Tuesday, November 11, 2008

Superman?

I have this black T-shirt with the Superman "S" on it. I wore it a few weeks ago and my sister Melissa and I went to the grocery store. We walked around and bought all our crap and we were waiting in line. An elderly lady (I may be closing in on mid 30's, but 50ish is still old to me) was in line behind us with only an armful of goods while we had a cart full. I politely invited her to go ahead and step ahead of us. She said thanks and seemed to be a really sweet old lady. She saw the Superman shirt and went on and on about me being Superman. She did it so much that the sweetness fed into my bitterness. I even caught myself thinking "Maybe I shouldn't have let you cut in line." So the cashier jumps on the Superman bandwagon and went on and on. I flashed a couple courtesy smiles and threw out a couple courtesy laughs but just happy to get the hell out of there. So here we are a few weeks later. I had my Superman shirt on once again.
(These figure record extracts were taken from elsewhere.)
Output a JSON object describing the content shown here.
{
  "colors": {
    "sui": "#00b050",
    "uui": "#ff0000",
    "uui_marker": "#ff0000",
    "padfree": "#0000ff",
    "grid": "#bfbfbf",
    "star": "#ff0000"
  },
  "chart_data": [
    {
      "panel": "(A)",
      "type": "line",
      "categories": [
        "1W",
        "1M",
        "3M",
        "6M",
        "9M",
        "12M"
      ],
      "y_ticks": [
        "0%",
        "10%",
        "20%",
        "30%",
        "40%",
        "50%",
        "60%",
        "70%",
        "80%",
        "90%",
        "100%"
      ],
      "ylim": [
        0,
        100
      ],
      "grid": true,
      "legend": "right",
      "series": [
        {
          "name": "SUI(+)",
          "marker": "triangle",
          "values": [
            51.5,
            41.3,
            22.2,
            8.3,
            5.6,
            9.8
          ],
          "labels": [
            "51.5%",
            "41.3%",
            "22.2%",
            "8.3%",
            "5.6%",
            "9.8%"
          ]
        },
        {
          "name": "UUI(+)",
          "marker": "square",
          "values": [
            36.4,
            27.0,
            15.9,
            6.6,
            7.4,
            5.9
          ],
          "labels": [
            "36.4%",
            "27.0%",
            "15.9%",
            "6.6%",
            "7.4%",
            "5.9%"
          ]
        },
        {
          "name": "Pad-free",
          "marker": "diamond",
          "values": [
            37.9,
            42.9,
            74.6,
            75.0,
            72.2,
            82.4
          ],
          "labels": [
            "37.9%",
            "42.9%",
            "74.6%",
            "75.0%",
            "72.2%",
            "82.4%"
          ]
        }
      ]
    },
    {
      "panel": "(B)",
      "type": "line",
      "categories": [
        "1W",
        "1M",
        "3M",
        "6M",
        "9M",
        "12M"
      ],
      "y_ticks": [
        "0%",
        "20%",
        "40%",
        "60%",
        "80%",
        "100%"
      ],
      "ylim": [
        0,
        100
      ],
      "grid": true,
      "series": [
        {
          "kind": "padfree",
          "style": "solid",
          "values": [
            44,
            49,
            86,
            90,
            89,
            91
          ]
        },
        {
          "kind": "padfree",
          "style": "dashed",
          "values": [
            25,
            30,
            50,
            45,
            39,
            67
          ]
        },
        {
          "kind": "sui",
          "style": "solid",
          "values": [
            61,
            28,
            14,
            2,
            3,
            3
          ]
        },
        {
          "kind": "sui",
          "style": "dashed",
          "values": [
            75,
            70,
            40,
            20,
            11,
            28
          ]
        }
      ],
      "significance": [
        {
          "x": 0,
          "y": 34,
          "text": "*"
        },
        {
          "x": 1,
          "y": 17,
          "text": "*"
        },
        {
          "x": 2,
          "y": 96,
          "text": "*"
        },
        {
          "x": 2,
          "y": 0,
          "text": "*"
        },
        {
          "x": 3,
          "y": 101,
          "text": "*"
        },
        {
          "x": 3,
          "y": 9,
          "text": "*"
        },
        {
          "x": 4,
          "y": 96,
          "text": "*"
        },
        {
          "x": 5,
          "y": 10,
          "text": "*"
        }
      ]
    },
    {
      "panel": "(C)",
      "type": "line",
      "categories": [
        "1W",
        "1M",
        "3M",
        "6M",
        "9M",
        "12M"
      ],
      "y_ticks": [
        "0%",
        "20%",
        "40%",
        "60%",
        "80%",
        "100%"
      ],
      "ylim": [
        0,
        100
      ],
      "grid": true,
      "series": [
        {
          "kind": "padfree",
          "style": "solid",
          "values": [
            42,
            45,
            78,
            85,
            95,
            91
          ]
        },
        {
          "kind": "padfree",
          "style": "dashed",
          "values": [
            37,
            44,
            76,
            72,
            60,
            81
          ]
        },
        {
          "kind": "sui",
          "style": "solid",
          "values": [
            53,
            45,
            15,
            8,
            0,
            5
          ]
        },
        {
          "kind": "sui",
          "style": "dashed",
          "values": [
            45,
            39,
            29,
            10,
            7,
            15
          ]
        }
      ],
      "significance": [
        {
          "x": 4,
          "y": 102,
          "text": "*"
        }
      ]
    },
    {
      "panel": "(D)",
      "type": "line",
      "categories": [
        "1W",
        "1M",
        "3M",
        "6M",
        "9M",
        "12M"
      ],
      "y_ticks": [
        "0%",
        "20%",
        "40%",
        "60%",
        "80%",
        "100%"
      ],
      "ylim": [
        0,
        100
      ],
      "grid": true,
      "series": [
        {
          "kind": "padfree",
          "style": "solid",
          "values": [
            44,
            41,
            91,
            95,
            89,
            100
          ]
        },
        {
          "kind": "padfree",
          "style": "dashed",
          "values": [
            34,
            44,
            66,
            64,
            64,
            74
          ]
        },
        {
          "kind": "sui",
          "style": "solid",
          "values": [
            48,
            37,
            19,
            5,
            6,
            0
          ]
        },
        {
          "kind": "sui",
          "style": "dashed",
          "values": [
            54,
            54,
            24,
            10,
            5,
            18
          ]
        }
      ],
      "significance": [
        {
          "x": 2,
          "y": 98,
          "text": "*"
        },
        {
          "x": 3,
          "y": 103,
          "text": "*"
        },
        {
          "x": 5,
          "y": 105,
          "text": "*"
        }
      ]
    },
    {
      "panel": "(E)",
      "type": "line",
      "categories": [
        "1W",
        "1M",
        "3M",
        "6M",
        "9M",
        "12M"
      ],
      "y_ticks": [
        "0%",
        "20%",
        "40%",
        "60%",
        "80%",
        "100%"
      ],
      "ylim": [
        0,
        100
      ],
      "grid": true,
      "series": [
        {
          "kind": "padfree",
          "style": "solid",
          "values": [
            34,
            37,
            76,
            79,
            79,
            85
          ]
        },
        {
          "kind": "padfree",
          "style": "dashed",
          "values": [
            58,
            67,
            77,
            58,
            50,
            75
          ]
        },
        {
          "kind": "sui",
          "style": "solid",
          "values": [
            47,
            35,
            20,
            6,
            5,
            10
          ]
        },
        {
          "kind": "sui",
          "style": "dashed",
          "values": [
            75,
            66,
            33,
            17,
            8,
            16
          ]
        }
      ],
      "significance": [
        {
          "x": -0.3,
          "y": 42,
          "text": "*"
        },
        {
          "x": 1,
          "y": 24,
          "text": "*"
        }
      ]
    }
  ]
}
I was at the post office. In line ahead of me were three old people. Two grandmas and one grandpa. It's always the old people. I happen to somewhat know the grandmas. One caught eye and so I smiled and said "Hi". And off we go... Superman this and Superman that.... Grandpa was all getting into it too. Then I notice at the counter is another lady I know. With her is her little boy, who also I know. I saw him playing with the little toy thing they have there. Now this is a kid I actually like, there are only a small handful of those. He saw me and ran to his mom which he's done before, usually at his house when I go to visit. "Mom. Mom. Garret.", he would say pointing at me. So he reaches his mom "Mom. Mom. Superman." I was thinking "No, it's not stupid Superman, it's Garret." Ha ha. So as I waited in line she got finished with her business we said our Hellos and the little boy was asking his mom if I really was Superman. So it's cute when little kids I like say it but annoying as hell when the elderly do. So should I suck it up and enjoy it the Superman attention or should I burn the shirt?

3 comments:

Liz Lane said...

I think you're on to something...you should really go all out with it. Next time wear the tights. Then add the red speedo. After awhile, incorporate a cape. Pretty soon, you'll be wearing it everyday. On Sunday's you'll just have to put the church attire on OVER it. Don't worry about the attention, or the friends who begin handing you cards from CBHS. They won't understand. I mean, who is Superman anyway? (Sorry--I've been up all night with kids and am sleep deprived. Can you tell)

jooglin said...

Lets think about this for a minute...humm....Well, do you have any superpowers? Say, flying, x-ray vision or night spying backwards walking powers? If not I say ditch the shirt and hit up one of those t-shirt shops that will make you a shirt out of your header. Then it will be clear who you are and the old people won't bug ya.

Kristina said...

Hey, Superman is the man to all little kids (coming from a mom of 3 boys). Add glasses for their sake and add a message to the back of the shirt for the elderly who can read. Ha, Ha, Ha.